Morse opponent Laura Carno, who founded a group called I Am Created Equal that raised money for the recall, said the Times piece mischaracterized the NRA’s involvement.
“The New York Times seems to want to convince people that this was an NRA-driven national big organization type of thing,” she said in an interview with The Daily Caller News Foundation, “and they could not be further from the truth.”
She said the recalls were initiated by locals and driven by grassroots support, even though the NRA has had a hand in helping the effort.
The group, which lobbied hard against these and other new gun control laws (NRA president David Keene even met with Morse and Gov. John Hickenlooper behind closed doors while the
bills were being debated), sent flyers to voters in Morse’s district saying it was coordinating his recall with local group Basic Freedom Defense Fund.
Still, it’s been clear for months that national interests on both sides of the gun debate have a stake in the outcome of the recall elections.

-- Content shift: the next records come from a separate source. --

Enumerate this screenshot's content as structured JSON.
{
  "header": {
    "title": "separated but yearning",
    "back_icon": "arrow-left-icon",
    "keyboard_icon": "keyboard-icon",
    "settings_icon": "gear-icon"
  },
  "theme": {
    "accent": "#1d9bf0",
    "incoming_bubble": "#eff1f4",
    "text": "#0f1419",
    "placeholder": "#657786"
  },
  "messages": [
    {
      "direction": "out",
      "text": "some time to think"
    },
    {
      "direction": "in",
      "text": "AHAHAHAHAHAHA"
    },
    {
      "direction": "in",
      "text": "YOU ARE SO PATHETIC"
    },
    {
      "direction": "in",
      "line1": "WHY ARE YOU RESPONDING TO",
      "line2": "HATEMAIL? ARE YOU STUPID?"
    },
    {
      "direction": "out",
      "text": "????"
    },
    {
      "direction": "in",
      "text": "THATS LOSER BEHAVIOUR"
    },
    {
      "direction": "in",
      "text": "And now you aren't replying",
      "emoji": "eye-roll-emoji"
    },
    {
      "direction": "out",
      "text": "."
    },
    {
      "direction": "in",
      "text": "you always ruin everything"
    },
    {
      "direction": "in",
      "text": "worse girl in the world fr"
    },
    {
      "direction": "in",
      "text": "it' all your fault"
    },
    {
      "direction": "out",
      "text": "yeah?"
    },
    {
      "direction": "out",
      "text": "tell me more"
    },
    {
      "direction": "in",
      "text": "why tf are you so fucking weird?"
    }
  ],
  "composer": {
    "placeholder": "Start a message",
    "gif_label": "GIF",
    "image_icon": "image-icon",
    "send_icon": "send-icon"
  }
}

When the Colorado legislature debated the bills earlier this year, Vice President Joe Biden, who spearheaded gun-control discussions in Washington, phoned key Democrats to shore up their support. New York City Mayor Michael Bloomberg, who runs a gun control group called Mayors Against Illegal Guns (MAIG), called Hickenlooper just before Hickenlooper signed the bills into law.
MAIG also organized a “No More Names” event in Aurora during the anniversary of the mass theater shooting there in which the names of gun violence victims were read aloud for more than 11 hours.
The Times editorial said that how the recalls play out may well dictate the direction of gun control in America. And it made clear that it wants victory for Morse and Giron.
“For all the message of risk for politicians embodied in the vengeful recall attempt, there is a parallel opportunity for the public to rebuff the gun industry,” it read. “But enough voters must show up in defense of two lawmakers who conscientiously stood for public safety.”
“The gun lobby’s defeat in Colorado would send a stirring message to statehouses across the nation that the public must not be denied in demanding better gun safety,” the editorial read.
Carno agrees that the outcome of the elections may have national implications, but for reasons that are different from those of the Times editorial board. She said that if the recall is successful, it will show lawmakers that they risk their political careers if they stop paying attention to their constituents.
“What’s going on across the country is [the message] that if you listen to people other than your constituents, your constituents have the right to fire you,” she said. “And that’s what’s happening.”